Pavel Durov just pulled a move that nobody on the TON blockchain’s bingo card expected. The Telegram founder announced that the messaging giant will assume direct control of The Open Network, becoming its largest validator and effectively reversing a six-year retreat from the project.
The announcement, made on May 4, triggered an immediate market response. Toncoin surged 36% to reach a four-month high, while trading volume spiked by 324%.
From exile to ownership
Telegram originally launched its blockchain ambitions in 2018 with a private token sale for something called Gram. That sale raised $1.7 billion from investors. The SEC intervened, Telegram settled, and the project was effectively orphaned. By 2020, Durov had walked away entirely, leaving the TON Foundation to manage the blockchain as an independent entity.

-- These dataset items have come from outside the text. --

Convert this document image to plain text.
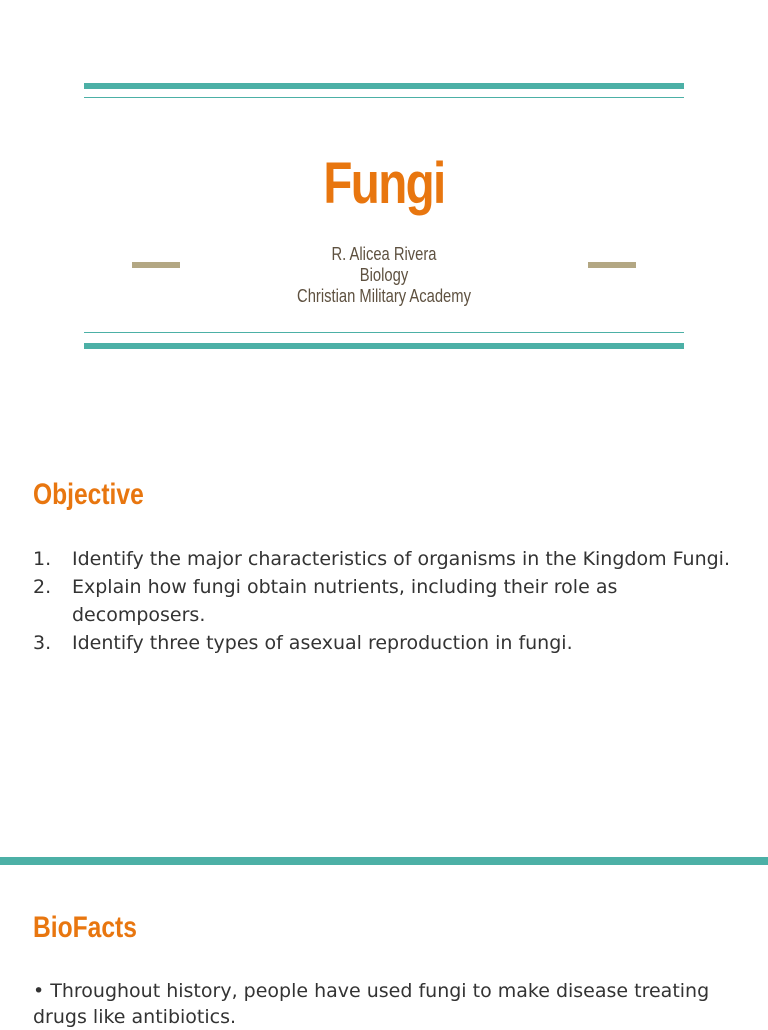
Fungi
R. Alicea Rivera
Biology
Christian Military Academy
Objective
1. Identify the major characteristics of organisms in the Kingdom Fungi.
2. Explain how fungi obtain nutrients, including their role as decomposers.
3. Identify three types of asexual reproduction in fungi.
BioFacts
• Throughout history, people have used fungi to make disease treating drugs like antibiotics.
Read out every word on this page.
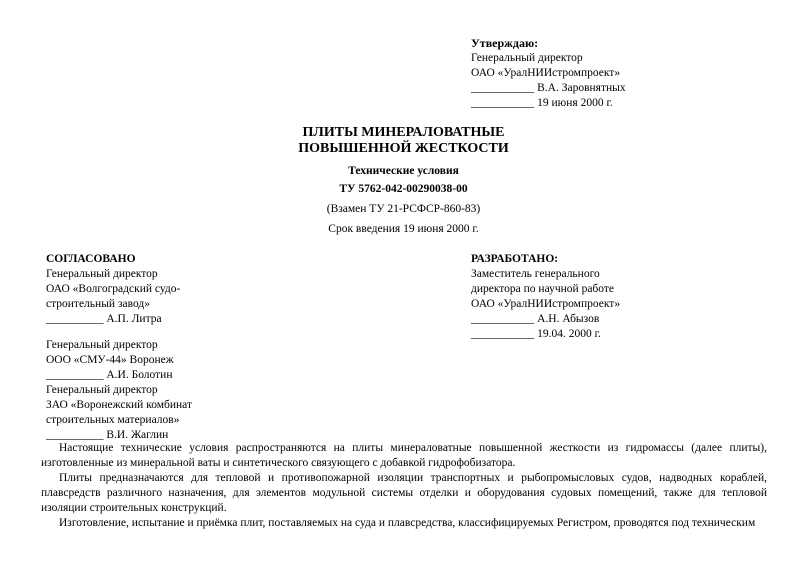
Утверждаю:
Генеральный директор
ОАО «УралНИИстромпроект»
___________ В.А. Заровнятных
___________ 19 июня 2000 г.
ПЛИТЫ МИНЕРАЛОВАТНЫЕ
ПОВЫШЕННОЙ ЖЕСТКОСТИ
Технические условия
ТУ 5762-042-00290038-00
(Взамен ТУ 21-РСФСР-860-83)
Срок введения 19 июня 2000 г.
СОГЛАСОВАНО
Генеральный директор
ОАО «Волгоградский судо-
строительный завод»
__________ А.П. Литра
Генеральный директор
ООО «СМУ-44» Воронеж
__________ А.И. Болотин
Генеральный директор
ЗАО «Воронежский комбинат
строительных материалов»
__________ В.И. Жаглин
РАЗРАБОТАНО:
Заместитель генерального
директора по научной работе
ОАО «УралНИИстромпроект»
___________ А.Н. Абызов
___________ 19.04. 2000 г.

Настоящие технические условия распространяются на плиты минераловатные повышенной жесткости из гидромассы (далее плиты), изготовленные из минеральной ваты и синтетического связующего с добавкой гидрофобизатора.

Плиты предназначаются для тепловой и противопожарной изоляции транспортных и рыбопромысловых судов, надводных кораблей, плавсредств различного назначения, для элементов модульной системы отделки и оборудования судовых помещений, также для тепловой изоляции строительных конструкций.

Изготовление, испытание и приёмка плит, поставляемых на суда и плавсредства, классифицируемых Регистром, проводятся под техническим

Now Durov is flipping the script. Telegram isn’t just partnering with TON or endorsing it from the sidelines. It’s becoming the network’s largest validator, which means it will have direct infrastructure-level involvement in securing and operating the chain.
What’s actually changing
Beyond the governance shift, the practical changes are significant. TON fees have been slashed by approximately six times, bringing transaction costs close to zero. The focus appears to be on tech development and creator payments, two areas where Telegram has been steadily building momentum.

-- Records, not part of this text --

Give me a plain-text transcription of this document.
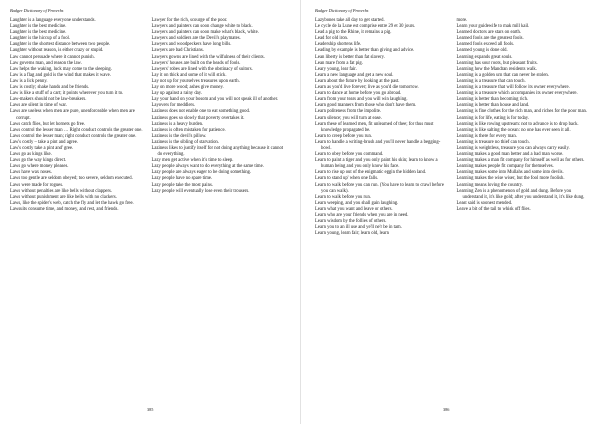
Badger Dictionary of Proverbs
Laughter is a language everyone understands.
Laughter is the best medicine.
Laughter is the best medicine.
Laughter is the hiccup of a fool.
Laughter is the shortest distance between two people.
Laughter without reason, is either crazy or stupid.
Law cannot persuade where it cannot punish.
Law governs man, and reason the law.
Law helps the waking, luck may come to the sleeping.
Law is a flag and gold is the wind that makes it wave.
Law is a lick penny.
Law is costly; shake hands and be friends.
Law is like a stuff of a cart; it points wherever you turn it to.
Law-makers should not be law-breakers.
Laws are silent in time of war.
Laws are useless when men are pure, unenforceable when men are corrupt.
Laws catch flies, but let hornets go free.
Laws control the lesser man … Right conduct controls the greater one.
Laws control the lesser man; right conduct controls the greater one.
Law's costly – take a pint and agree.
Law's costly take a pint and' gree.
Laws go as kings like.
Laws go the way kings direct.
Laws go where money pleases.
Laws have wax noses.
Laws too gentle are seldom obeyed; too severe, seldom executed.
Laws were made for rogues.
Laws without penalties are like bells without clappers.
Laws without punishment are like bells with no clackers.
Laws, like the spider's web, catch the fly and let the hawk go free.
Lawsuits consume time, and money, and rest, and friends.
Lawyer for the rich, scourge of the poor.
Lawyers and painters can soon change white to black.
Lawyers and painters can soon make what's black, white.
Lawyers and soldiers are the Devil's playmates.
Lawyers and woodpeckers have long bills.
Lawyers are bad Christians.
Lawyers gowns are lined with the wilfulness of their clients.
Lawyers' houses are built on the heads of fools.
Lawyers' robes are lined with the obstinacy of suitors.
Lay it on thick and some of it will stick.
Lay not up for yourselves treasures upon earth.
Lay on more wood; ashes give money.
Lay up against a rainy day.
Lay your hand on your bosom and you will not speak ill of another.
Layovers for meddlers.
Laziness does not enable one to eat something good.
Laziness goes so slowly that poverty overtakes it.
Laziness is a heavy burden.
Laziness is often mistaken for patience.
Laziness is the devil's pillow.
Laziness is the sibling of starvation.
Laziness likes to justify itself for not doing anything because it cannot do everything.
Lazy men get active when it's time to sleep.
Lazy people always want to do everything at the same time.
Lazy people are always eager to be doing something.
Lazy people have no spare time.
Lazy people take the most pains.
Lazy people will eventually lose even their trousers.
385
Badger Dictionary of Proverbs
Lazybones take all day to get started.
Le cycle de la Lune est comprise entre 29 et 30 jours.
Lead a pig to the Rhine, it remains a pig.
Lead for old iron.
Leadership shortens life.
Leading by example is better than giving and advice.
Lean liberty is better than fat slavery.
Lean mare from a fat pig.
Leary young, lear fair.
Learn a new language and get a new soul.
Learn about the future by looking at the past.
Learn as you'd live forever; live as you'd die tomorrow.
Learn to dance at home before you go abroad.
Learn from your tears and you will win laughing.
Learn good manners from those who don't have them.
Learn politeness from the impolite.
Learn silence; you will turn at ease.
Learn these of learned men, fit unlearned of thee; for thus must knowledge propagated be.
Learn to creep before you run.
Learn to handle a writing-brush and you'll never handle a begging-bowl.
Learn to obey before you command.
Learn to paint a tiger and you only paint his skin; learn to know a human being and you only know his face.
Learn to rise up out of the enigmatic eggin the hidden land.
Learn to stand up' when one falls.
Learn to walk before you can run. (You have to learn to crawl before you can walk).
Learn to walk before you run.
Learn weeping, and you shall gain laughing.
Learn what you want and leave or others.
Learn who are your friends when you are in need.
Learn wisdom by the follies of others.
Learn you to an ill use and ye'll ne'r be in tam.
Learn young, learn fair; learn old, learn
more.
Learn your guidewife to mak mill kail.
Learned doctors are stars on earth.
Learned fools are the greatest fools.
Learned fools exceed all fools.
Learned young is done old.
Learning expands great souls.
Learning has sour roots, but pleasant fruits.
Learning how the Mandran residents walk.
Learning is a golden urn that can never be stolen.
Learning is a treasure that can touch.
Learning is a treasure that will follow its owner everywhere.
Learning is a treasure which accompanies its owner everywhere.
Learning is better than becoming rich.
Learning is better than house and land.
Learning is fine clothes for the rich man, and riches for the poor man.
Learning is for life, eating is for today.
Learning is like rowing upstream: not to advance is to drop back.
Learning is like salting the ocean: no one has ever seen it all.
Learning is there for every man.
Learning is treasure no thief can touch.
Learning is weightless, treasure you can always carry easily.
Learning makes a good man better and a bad man worse.
Learning makes a man fit company for himself as well as for others.
Learning makes people fit company for themselves.
Learning makes some into Mullahs and some into devils.
Learning makes the wise wiser, but the fool more foolish.
Learning means loving the country.
Learning Zen is a phenomenon of gold and dung. Before you understand it, it's like gold; after you understand it, it's like dung.
Least said is soonest mended.
Leave a bit of the tail to whisk off flies.
386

What this means for investors
A 36% single-day move paired with a 324% volume increase tells you one thing clearly: the market was starving for a catalyst on TON. Telegram’s direct involvement removes the biggest uncertainty that has hung over TON since 2020. Instead of relying on an independent foundation to negotiate the relationship between the app and the chain, the same entity now controls both.

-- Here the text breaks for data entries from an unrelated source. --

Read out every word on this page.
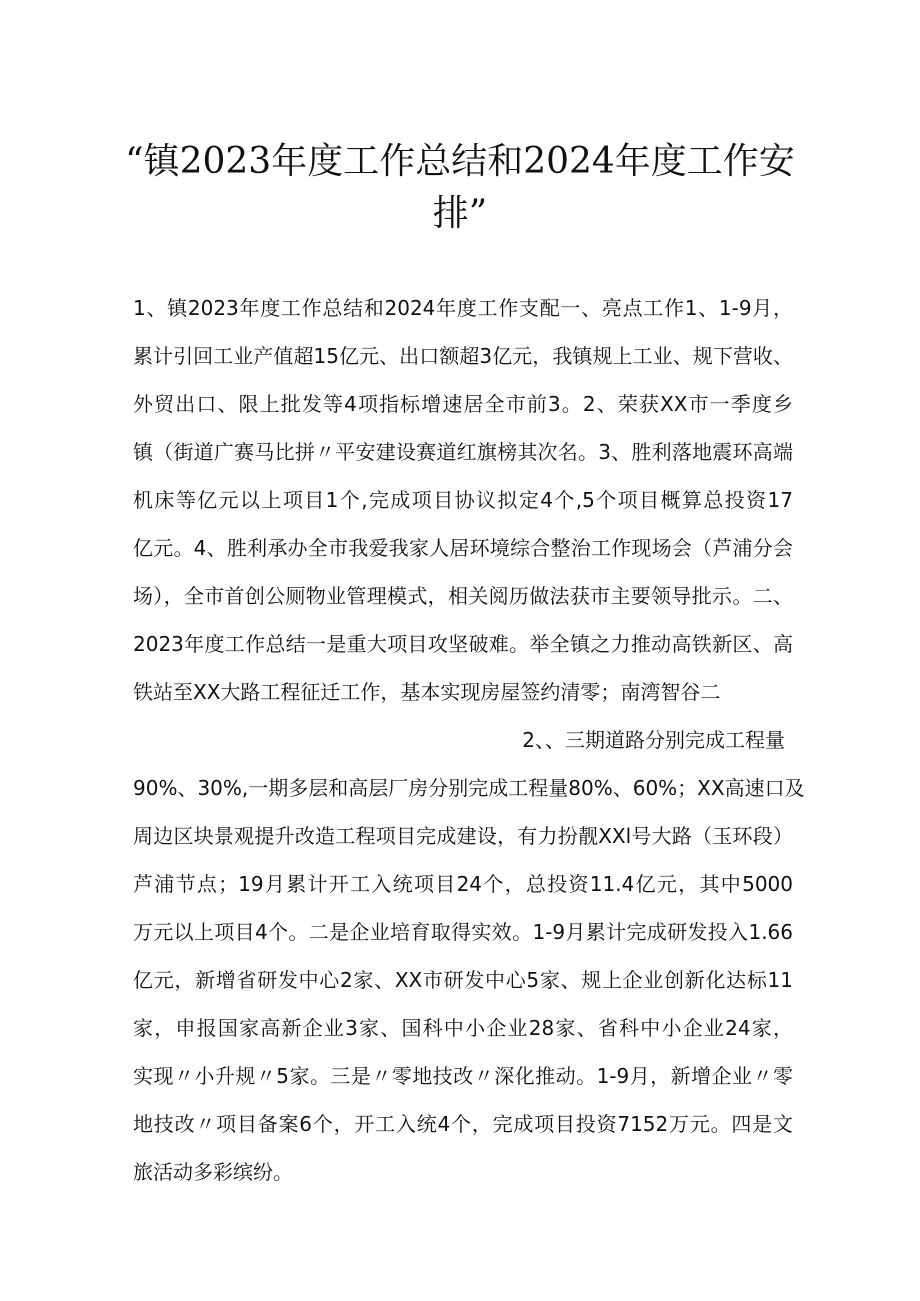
“镇2023年度工作总结和2024年度工作安
排”
1、镇2023年度工作总结和2024年度工作支配一、亮点工作1、1-9月，
累计引回工业产值超15亿元、出口额超3亿元，我镇规上工业、规下营收、
外贸出口、限上批发等4项指标增速居全市前3。2、荣获XX市一季度乡
镇（街道广赛马比拼〃平安建设赛道红旗榜其次名。3、胜利落地震环高端
机床等亿元以上项目1个,完成项目协议拟定4个,5个项目概算总投资17
亿元。4、胜利承办全市我爱我家人居环境综合整治工作现场会（芦浦分会
场），全市首创公厕物业管理模式，相关阅历做法获市主要领导批示。二、
2023年度工作总结一是重大项目攻坚破难。举全镇之力推动高铁新区、高
铁站至XX大路工程征迁工作，基本实现房屋签约清零；南湾智谷二
2、、三期道路分别完成工程量
90%、30%,一期多层和高层厂房分别完成工程量80%、60%；XX高速口及
周边区块景观提升改造工程项目完成建设，有力扮靓XXl号大路（玉环段）
芦浦节点；19月累计开工入统项目24个，总投资11.4亿元，其中5000
万元以上项目4个。二是企业培育取得实效。1-9月累计完成研发投入1.66
亿元，新增省研发中心2家、XX市研发中心5家、规上企业创新化达标11
家，申报国家高新企业3家、国科中小企业28家、省科中小企业24家，
实现〃小升规〃5家。三是〃零地技改〃深化推动。1-9月，新增企业〃零
地技改〃项目备案6个，开工入统4个，完成项目投资7152万元。四是文
旅活动多彩缤纷。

Telegram’s previous crypto ambitions ended with a $1.7 billion fundraise and an SEC settlement. The regulatory environment has shifted since 2020, but it hasn’t disappeared. Any investor looking at TON needs to weigh the distribution advantage against the reality that a centralized messaging company running a blockchain’s largest validator node is, well, pretty centralized.
The fee reduction and validator commitment suggest this is more than a press release. The numbers to watch over the next quarter are daily active addresses, transaction counts, developer activity, and mini-app engagement.